Peters questions Dotcom raid
Deputy Prime Minister Winston Peters insists the public has yet to be told everything about the Kim Dotcom case.
But he’s not about to launch an immediate inquiry into those questions now he is part of the Government.
The comments come ahead of a lengthy series of Court of Appeal hearings set to run over the next four weeks.
Dotcom and three others involved in the Megaupload file sharing website were arrested by New Zealand police in 2012.
The arrests were the key part of a worldwide FBI operation aimed at destroying Megaupload and bringing those who ran it to the United States to face charges of criminal copyright breaches, money laundering and running an organised criminal enterprise.
Since then, the Government’s lawyers have been trying to extradite Dotcom, and co-accused Matthias Ortmann, Bram van der Kolk and Finn Batato, to the US.
Peters has called for an inquiry to find the answers over the way the raid was run.
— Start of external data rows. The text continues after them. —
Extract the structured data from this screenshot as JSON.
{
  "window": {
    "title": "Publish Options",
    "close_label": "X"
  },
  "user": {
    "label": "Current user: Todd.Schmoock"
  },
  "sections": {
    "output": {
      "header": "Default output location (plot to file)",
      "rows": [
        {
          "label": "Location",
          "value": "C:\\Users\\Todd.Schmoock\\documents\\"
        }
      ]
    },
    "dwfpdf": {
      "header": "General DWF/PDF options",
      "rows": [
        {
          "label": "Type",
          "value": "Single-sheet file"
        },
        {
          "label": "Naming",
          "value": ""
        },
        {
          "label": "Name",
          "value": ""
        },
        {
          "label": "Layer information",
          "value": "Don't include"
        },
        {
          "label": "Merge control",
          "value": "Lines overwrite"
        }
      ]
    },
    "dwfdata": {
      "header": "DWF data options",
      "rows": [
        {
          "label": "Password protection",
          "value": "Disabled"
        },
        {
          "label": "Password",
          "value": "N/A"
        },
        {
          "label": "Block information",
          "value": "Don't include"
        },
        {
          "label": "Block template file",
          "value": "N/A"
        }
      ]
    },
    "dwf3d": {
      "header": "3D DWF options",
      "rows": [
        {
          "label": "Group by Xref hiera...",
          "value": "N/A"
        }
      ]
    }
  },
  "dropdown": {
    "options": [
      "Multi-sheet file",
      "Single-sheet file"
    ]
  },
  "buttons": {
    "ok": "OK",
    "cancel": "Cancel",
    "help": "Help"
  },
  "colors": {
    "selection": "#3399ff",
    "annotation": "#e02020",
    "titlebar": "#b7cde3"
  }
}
“I’m talking about the procedures by which he was raided. There were substantial breaches of the law that occurred. Nobody has taken responsibility for it.”
The case has been fraught from the outset with questions about police use of the elite anti-terrorist squad to carry out the raid and the discovery the highly secretive Government Security Communications Bureau had unlawfully spied on the targets.
Peters said the secret settlement between Dotcom and police, in which police paid a six-figure sum to the accused millionaire, should not stand in the way of getting answers.
“The quality of your observance of the law and fundamental rights can’t be bargained away with an out-of-court settlement.
“It goes to what sort of country you want to be. The fundamental way the agencies acted was wrong.”
If the extradition appeal fails in court, Justice Minister Andrew Little may be asked to sign it off.